Julia: I believe you can download PDFs to the Kindle which means you could use it for piano scores. Too small?

Wine glasses. Eschew cut glass, buy them as thin as possible and regard them as consumables, like their contents. Thin glasses break, so, replace them.

Ziplock. Gives me the heebie-jeebies just to think of it.

20CW: I'd devote more time to considering bamboo than Kindle. Unless £109 will break your bank just plunge in.

Plutarch said...

Two useful features of Kindle which endears me to it, the more I use it are the two dictionaries - English and American English which come with it. And on top of that, the ability to search a book for a word or phrase and to find all instances of it, appear almost immediately. The dictionary defitions also apear as soon as they are required. These features are effortless to use. And almost as effortless is the note-taking and note-making facility.

Barrett Bonden said...

Plutarch: I took the first step towards part of what you suggest by toggling the default dictionary from American to English.

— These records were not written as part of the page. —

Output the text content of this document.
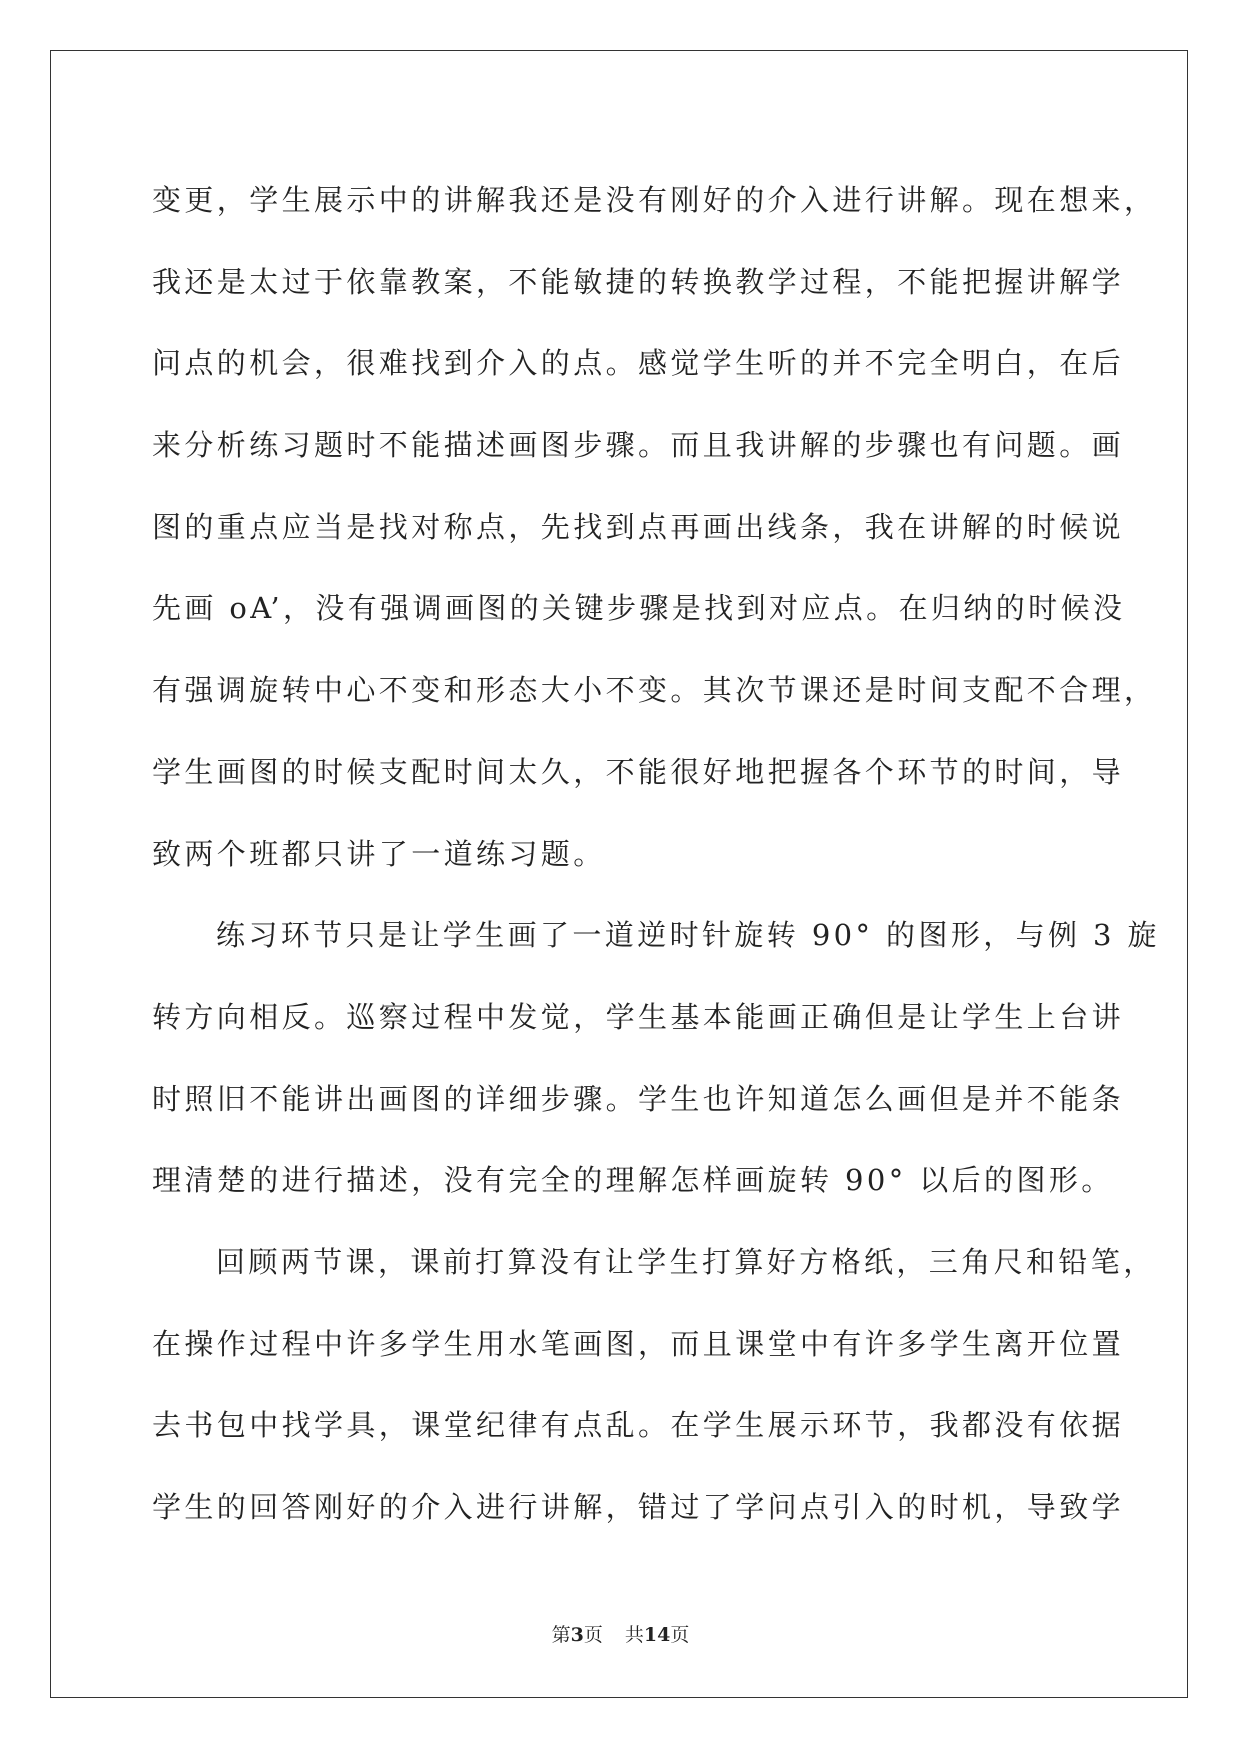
变更，学生展示中的讲解我还是没有刚好的介入进行讲解。现在想来，
我还是太过于依靠教案，不能敏捷的转换教学过程，不能把握讲解学
问点的机会，很难找到介入的点。感觉学生听的并不完全明白，在后
来分析练习题时不能描述画图步骤。而且我讲解的步骤也有问题。画
图的重点应当是找对称点，先找到点再画出线条，我在讲解的时候说
先画 oA’，没有强调画图的关键步骤是找到对应点。在归纳的时候没
有强调旋转中心不变和形态大小不变。其次节课还是时间支配不合理，
学生画图的时候支配时间太久，不能很好地把握各个环节的时间，导
致两个班都只讲了一道练习题。

练习环节只是让学生画了一道逆时针旋转 90° 的图形，与例 3 旋
转方向相反。巡察过程中发觉，学生基本能画正确但是让学生上台讲
时照旧不能讲出画图的详细步骤。学生也许知道怎么画但是并不能条
理清楚的进行描述，没有完全的理解怎样画旋转 90° 以后的图形。

回顾两节课，课前打算没有让学生打算好方格纸，三角尺和铅笔，
在操作过程中许多学生用水笔画图，而且课堂中有许多学生离开位置
去书包中找学具，课堂纪律有点乱。在学生展示环节，我都没有依据
学生的回答刚好的介入进行讲解，错过了学问点引入的时机，导致学

第3页 共14页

On a related matter I trawled Project Gutenberg and found that Shakespeare's plays (entirely free) come in several different formats. The HTML version (as opposed to the Kindle version) of As You Like It has a proper cast list which employs colour to make it much more legible. The text too is much better defined. It remains to be seen whether this can be downloaded to Mrs BB's Kindle or my Sony E-reader.

Julia said...

Good question about the scores. I would think a Kindle screen would be too small, but perhaps you can zoom in and practice a few lines at a time. Let me know!

Barrett Bonden said...

Julia: Oh you flatterer. As if I were gaily reading scores as I might Ed McBain. As I mentioned, I did download (and pay for) the piano score of Lady is a Tramp. And I did arrange three of my fingers to play the first note (chord?). But the prospect of making another three-finger sound thereafter, and then another caused a mini nervous breakdown. For the moment I pick out tunes (by ear) based on single notes and try to impose some logic on the fingering sequences. Even at this infantile level it is a great pleasure to have this toy close by. And, in shaping this comment, I broke off and did just that for: "To touch our lips, our minds inspire, And wing to heaven our thought!" Try and identify the hymn without Gooigling.